23 MAY 1981, Page 31

Low life

Sun struck

Jeffrey Bernard

Athens Dear Reader, I promised the Editor that I'd write to you, which is a hell of a drag I can tell you, because I've got far better things to do here in sunny Athens than chase about looking for a telex machine. Anyway, here I am sitting outside a cafe rather like one of the ones you know in Paris. It's 9a, —7arn to you — and it must be about 7: degrees Fahrenheit already. It may surpris you to be told that Athens isn't very Rt. Kentish Town, which is usually where I wake up unless I'm playing an away game. Apart from the fact that there isn't a church on top of the mountain outside my bedroom window at home, as there is here, the breakfast was also a little different from the ubiquitous boiled egg I endure in London. For a start, there was a great vase of freshly cut carnations and sweet william on the table, which is a better sight than the obituary column of The Times. Then an extremely well nourished looking young lady served me a bowl of strawberries, every one of them the size of a tennis ball. (All right, perhaps the sun's getting to me and I exaggerate a little. A golf ball then.) There was also a bowl of peaches and oranges, hot bread and excellent coffee. The only blot on the horizon were two English women at the next table who looked like Guardian readers from a clever place like Aldeburgh. After that sweet-looking, -smelling and -tasting breakfast I walked along to where I'm sitting now, expecting to see the streets crawling with bearded philosophers and ladies with snakes in their hair. That's what my old prep school prepared me for anyhow. But it isn't like that at all. In fact all the men are dead ringers for Taki. They're all incredibly handsome, rich, cool, strong and masterful. Incidentally, before I leave here I swear I'll find out what makes Taki tick and me tat. The women, too, surprised me being so much more attractive than those Greek harridans I occasionally bump into in Soho and Camden Town. The ugly ones are American and no amount of ouzo can alter that. Which reminds me, I must order one.
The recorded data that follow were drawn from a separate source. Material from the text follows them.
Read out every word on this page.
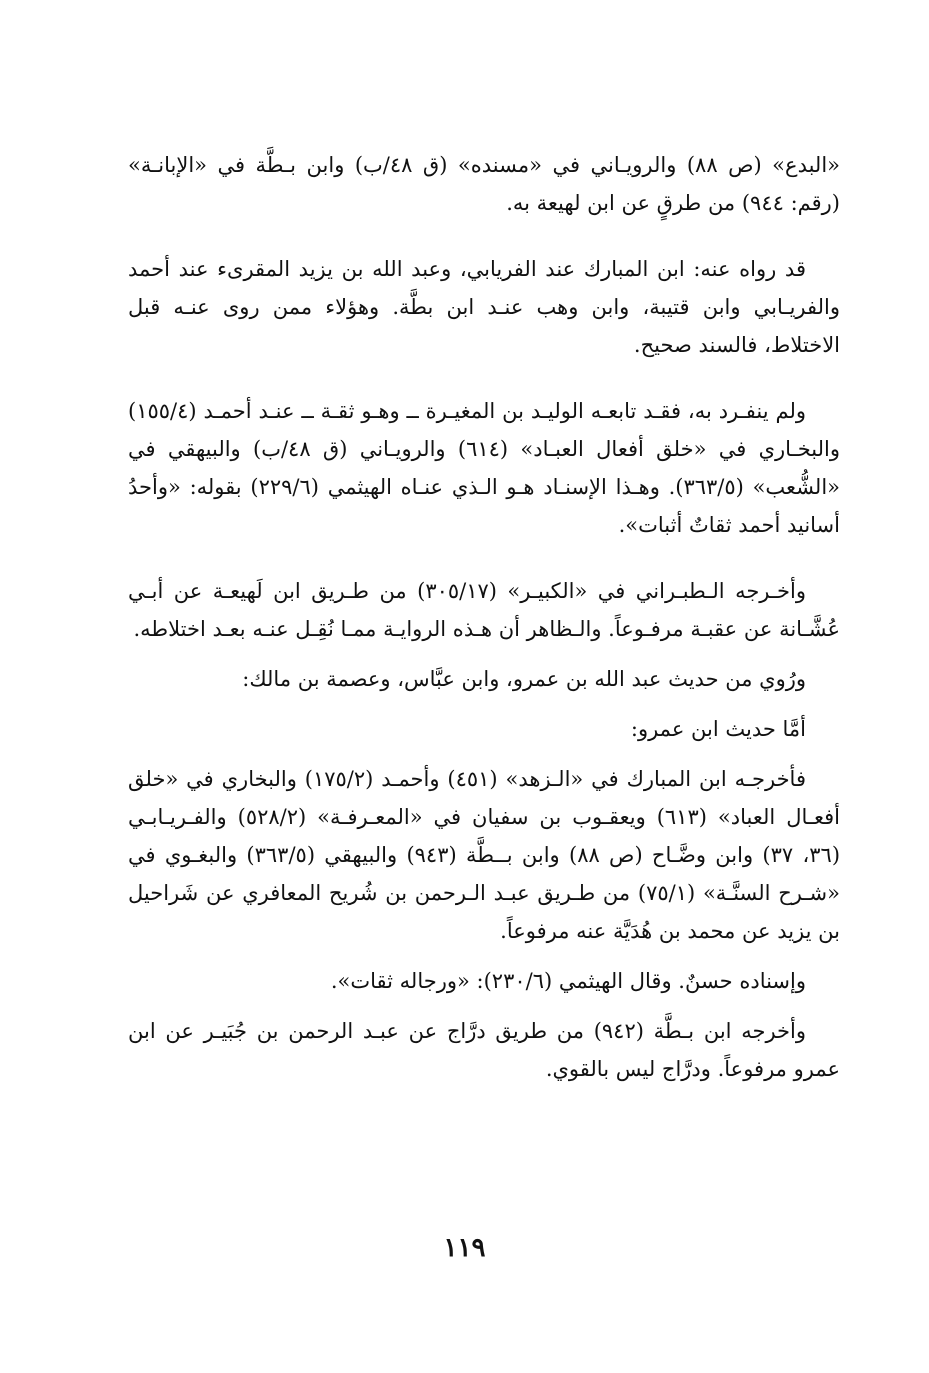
«البدع» (ص ٨٨) والرويـاني في «مسنده» (ق ٤٨/ب) وابن بـطَّة في «الإبانـة» (رقم: ٩٤٤) من طرقٍ عن ابن لهيعة به.

قد رواه عنه: ابن المبارك عند الفريابي، وعبد الله بن يزيد المقرىء عند أحمد والفريـابي وابن قتيبة، وابن وهب عنـد ابن بطَّة. وهؤلاء ممن روى عنـه قبل الاختلاط، فالسند صحيح.

ولم ينفـرد به، فقـد تابعـه الوليـد بن المغيـرة ــ وهـو ثقـة ــ عنـد أحمـد (١٥٥/٤) والبخـاري في «خلق أفعال العبـاد» (٦١٤) والرويـاني (ق ٤٨/ب) والبيهقي في «الشُّعب» (٣٦٣/٥). وهـذا الإسنـاد هـو الـذي عنـاه الهيثمي (٢٢٩/٦) بقوله: «وأحدُ أسانيد أحمد ثقاتٌ أثبات».

وأخـرجه الـطبـراني في «الكبيـر» (٣٠٥/١٧) من طـريق ابن لَهيعـة عن أبـي عُشَّـانة عن عقبـة مرفـوعاً. والـظاهر أن هـذه الروايـة ممـا نُقِـل عنـه بعـد اختلاطه.

ورُوي من حديث عبد الله بن عمرو، وابن عبَّاس، وعصمة بن مالك:

أمَّا حديث ابن عمرو:

فأخرجـه ابن المبارك في «الـزهد» (٤٥١) وأحمـد (١٧٥/٢) والبخاري في «خلق أفعـال العباد» (٦١٣) ويعقـوب بن سفيان في «المعـرفـة» (٥٢٨/٢) والفـريـابـي (٣٦، ٣٧) وابن وضَّـاح (ص ٨٨) وابن بــطَّة (٩٤٣) والبيهقي (٣٦٣/٥) والبغـوي في «شـرح السنَّـة» (٧٥/١) من طـريق عبـد الـرحمن بن شُريح المعافري عن شَراحيل بن يزيد عن محمد بن هُدَيَّة عنه مرفوعاً.

وإسناده حسنٌ. وقال الهيثمي (٢٣٠/٦): «ورجاله ثقات».

وأخرجه ابن بـطَّة (٩٤٢) من طريق درَّاج عن عبـد الرحمن بن جُبَيـر عن ابن عمرو مرفوعاً. ودرَّاج ليس بالقوي.

١١٩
Right, what else? Dinner last night. My Athenian contact, Tim Butler, took me to what he called an 'ordinary' taverna and I must say I was knocked out. We had a plate piled high with those giant prawns that go under so many different names but are like enormous scampi and then we shared six red mullet, a bowl of salad and two carafes of the local white wine. This was all incredibly cheap and I could kick myself for having dreaded Greek wine before I got here. The ordinary stuff is far better than the ordinary French versions in the West End. I rolled it around my palate and then down the front of my shirt and went to bed feeling better than I have since I was in Barbados last year. Tomorrow I'm going to a small fishing village in Evia where, under the shade of walnut and olive trees, I shall start work on a treatment for one of the greatest films to be made since the Marx Bros'A Day at the Races. Seven Days at the Races, simply a working title, has been commissioned by my friend, Tony Stratton Smith, and if you're reading this Tony, don't worry that the job won't get done. There's nothing else to do here but work. After all, who the hell wants to lie around in the sun all day, taking the odd dip in the Mediterranean, sipping ouzo, eating roast kid, prawns the size of whales and strawberries as big as footballs? I now have to navigate my way through the biggest traffic jam in Europe to get to the bloody telex and don't expect me to schlap 100 miles to do it next week. Yes, I think I've definitely caught the sun already.

Yours, Jeffrey B.

PS: The Acropolis really is falling down. What 2,000-odd years of weather have failed to do has at last been accomplished by the trampling boots of 2,000 German and Swedish tourists per day.